Sunday, 15 December 2013

11. Combinations of large and small

In view of opposite strengths and weaknesses of large and small firms, one should not choose between them but seek fruitful combinations of the two.

As I noted in the preceding item in this blog, when a new enterprise is successful and grows, more managerial control is needed, in the specification and delegation of tasks, in an increasingly complex division of labour, and some formal reporting and control. Then the need for the advantages of a larger firm size emerges. Leadership of the firm may need to be replaced, or the firm is taken over by a large firm.

However, large firms sometimes aim to revitalize themselves by taking over a small, more entrepreneurial company, and often that fails. Instead of vitalizing the large firm, the small firm is smothered in the inertia of the large one.

This reflects the fundamental difficulty to combine exploitation and exploration in a single organization. I will discuss that more extensively, and show how the two can build upon each other, later in this blog, when I discuss processes of learning, invention and innovation. Here I note that experience in exploitation can yield a useful basis for successful exploration based on relevant experience and knowledge, provided that it can wrench itself loose from the conservatism of what is established.

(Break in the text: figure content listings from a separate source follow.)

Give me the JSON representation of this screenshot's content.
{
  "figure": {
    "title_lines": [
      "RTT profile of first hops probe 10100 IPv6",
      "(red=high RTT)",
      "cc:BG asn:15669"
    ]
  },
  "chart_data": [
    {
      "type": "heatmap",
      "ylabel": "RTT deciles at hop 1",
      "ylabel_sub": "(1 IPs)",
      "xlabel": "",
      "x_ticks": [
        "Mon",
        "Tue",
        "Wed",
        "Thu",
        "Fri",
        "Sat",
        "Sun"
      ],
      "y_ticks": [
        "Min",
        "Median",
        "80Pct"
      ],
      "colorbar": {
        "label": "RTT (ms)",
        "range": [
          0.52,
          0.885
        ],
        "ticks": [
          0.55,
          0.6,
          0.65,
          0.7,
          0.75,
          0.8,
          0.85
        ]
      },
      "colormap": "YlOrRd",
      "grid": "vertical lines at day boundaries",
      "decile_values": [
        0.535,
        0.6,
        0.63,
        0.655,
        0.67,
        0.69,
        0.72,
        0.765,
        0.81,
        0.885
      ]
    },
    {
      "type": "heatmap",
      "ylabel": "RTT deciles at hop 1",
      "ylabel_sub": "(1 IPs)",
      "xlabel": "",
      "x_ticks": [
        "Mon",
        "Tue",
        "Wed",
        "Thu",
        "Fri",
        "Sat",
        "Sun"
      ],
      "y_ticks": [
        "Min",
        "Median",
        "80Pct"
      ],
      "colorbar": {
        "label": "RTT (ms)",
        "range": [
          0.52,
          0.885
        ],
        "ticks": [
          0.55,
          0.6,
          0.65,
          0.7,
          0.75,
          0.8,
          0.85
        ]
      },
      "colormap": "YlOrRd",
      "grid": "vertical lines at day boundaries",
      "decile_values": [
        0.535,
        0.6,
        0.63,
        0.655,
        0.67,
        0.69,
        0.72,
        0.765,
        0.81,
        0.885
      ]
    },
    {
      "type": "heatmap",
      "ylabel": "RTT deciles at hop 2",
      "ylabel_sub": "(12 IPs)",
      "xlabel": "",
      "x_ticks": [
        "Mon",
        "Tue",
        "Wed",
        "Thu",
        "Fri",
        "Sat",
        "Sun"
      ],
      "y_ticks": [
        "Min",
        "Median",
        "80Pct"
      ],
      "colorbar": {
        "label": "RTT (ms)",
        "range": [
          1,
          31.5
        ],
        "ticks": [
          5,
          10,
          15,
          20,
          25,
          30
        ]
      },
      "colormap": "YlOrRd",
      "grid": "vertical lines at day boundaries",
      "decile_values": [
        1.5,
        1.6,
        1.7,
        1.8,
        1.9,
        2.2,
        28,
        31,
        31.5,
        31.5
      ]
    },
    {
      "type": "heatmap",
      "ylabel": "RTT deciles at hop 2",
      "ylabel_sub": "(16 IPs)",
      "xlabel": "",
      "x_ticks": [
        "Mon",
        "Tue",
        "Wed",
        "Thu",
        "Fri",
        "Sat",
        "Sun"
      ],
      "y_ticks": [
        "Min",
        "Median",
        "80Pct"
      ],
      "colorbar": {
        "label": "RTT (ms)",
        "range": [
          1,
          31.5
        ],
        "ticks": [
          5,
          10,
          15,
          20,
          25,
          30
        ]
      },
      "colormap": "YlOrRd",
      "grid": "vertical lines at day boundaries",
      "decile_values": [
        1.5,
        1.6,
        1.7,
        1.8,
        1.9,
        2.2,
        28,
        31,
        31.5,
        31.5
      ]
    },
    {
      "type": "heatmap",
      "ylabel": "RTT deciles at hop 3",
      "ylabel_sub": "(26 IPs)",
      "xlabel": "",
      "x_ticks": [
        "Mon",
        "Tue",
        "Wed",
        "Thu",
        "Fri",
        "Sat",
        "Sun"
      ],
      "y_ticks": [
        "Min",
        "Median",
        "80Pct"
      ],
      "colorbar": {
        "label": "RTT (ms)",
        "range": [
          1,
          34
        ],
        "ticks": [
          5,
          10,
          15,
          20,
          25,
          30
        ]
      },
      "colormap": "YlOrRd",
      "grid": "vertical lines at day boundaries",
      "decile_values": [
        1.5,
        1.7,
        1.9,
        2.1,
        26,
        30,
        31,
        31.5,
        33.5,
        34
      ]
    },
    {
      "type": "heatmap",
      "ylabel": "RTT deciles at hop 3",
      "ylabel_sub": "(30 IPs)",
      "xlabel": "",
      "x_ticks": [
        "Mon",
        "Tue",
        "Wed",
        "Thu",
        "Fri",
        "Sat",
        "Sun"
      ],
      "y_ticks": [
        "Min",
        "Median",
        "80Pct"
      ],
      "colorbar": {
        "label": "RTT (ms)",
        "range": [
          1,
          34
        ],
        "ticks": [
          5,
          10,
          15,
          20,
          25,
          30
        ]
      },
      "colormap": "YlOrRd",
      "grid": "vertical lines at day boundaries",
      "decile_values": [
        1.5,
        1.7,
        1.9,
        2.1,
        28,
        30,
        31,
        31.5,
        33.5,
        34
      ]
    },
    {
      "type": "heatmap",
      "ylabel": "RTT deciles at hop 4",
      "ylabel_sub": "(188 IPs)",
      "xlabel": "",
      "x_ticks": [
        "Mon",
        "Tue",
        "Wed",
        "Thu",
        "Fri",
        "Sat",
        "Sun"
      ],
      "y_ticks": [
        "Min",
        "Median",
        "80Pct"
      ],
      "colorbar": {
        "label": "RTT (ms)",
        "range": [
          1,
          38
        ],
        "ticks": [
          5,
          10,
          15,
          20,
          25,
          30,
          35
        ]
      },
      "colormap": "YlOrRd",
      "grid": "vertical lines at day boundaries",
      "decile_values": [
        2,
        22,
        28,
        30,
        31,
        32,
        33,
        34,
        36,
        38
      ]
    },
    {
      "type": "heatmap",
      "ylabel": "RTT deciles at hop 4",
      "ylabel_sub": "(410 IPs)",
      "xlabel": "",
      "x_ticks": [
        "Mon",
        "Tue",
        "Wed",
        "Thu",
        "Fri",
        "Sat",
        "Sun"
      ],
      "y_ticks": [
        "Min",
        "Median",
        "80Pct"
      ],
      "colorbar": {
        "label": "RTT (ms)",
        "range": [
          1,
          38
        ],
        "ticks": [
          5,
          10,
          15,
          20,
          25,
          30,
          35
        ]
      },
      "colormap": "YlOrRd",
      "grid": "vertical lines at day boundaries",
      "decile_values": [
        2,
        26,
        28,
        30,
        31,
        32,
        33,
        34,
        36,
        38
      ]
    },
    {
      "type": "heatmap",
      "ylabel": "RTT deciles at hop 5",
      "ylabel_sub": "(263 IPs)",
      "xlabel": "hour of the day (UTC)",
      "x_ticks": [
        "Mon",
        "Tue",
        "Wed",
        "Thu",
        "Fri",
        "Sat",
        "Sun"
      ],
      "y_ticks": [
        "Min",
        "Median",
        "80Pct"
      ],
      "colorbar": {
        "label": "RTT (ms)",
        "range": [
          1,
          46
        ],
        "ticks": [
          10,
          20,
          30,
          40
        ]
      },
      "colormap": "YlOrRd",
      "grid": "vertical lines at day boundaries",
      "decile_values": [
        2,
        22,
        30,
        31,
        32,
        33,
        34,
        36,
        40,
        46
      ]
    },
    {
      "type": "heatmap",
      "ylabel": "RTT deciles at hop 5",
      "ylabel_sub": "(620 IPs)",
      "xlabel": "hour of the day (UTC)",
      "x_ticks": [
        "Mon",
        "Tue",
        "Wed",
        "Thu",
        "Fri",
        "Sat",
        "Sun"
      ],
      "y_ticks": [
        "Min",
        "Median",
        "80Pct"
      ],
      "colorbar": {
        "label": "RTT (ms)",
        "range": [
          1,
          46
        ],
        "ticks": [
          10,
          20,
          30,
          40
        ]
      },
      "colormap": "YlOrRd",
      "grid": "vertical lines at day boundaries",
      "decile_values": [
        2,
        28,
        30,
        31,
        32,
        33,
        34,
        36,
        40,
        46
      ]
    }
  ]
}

An avenue for this is the phenomenon of the spin-off. There, an employee with an original idea that is uncertain and is not seen to fit well in established perspectives, structures and procedures, steps out to develop the idea as an independent entrepreneur. This may be seen as a ‘betrayal’ by the parent firm, but that is a mistake. It is much better to see it as an opportunity, as follows.

Encourage the wayward employee to make the step, help him/her to compensate for weaknesses of the small firm, in providing specialist support or advice, provide venture capital, and promise the possibility of return to the company if the venture fails, as is by far the most likely outcome. In this way one creates several options.

In case of failure a daring and original worker is recovered for the firm: it is often not the worst employee who has the vision and courage to spin off, and after failure he/she has renewed motivation to make the best of the work inside the parent firm.

If the venture succeeds but the result turns out not to fit well in the portfolio of products and markets of the firm, or in its strategic vision of expansion, then its share in the spin-off can be sold at a profit.

If the venture succeeds and the result is attractive to the parent firm, and the small firm runs into its limitations to exploitation and expansion, and the need to make to transition to management, the innovator can be invited back into the parent company to lead or guide the further development of the innovation inside it. The risk of getting smothered in the large company is still there but is limited by the returning employees knowledge and experience with the company.  

This theoretical merit of spin-offs is amply confirmed in a large number of empirical studies that show that indeed spin-offs form a major motor of innovation.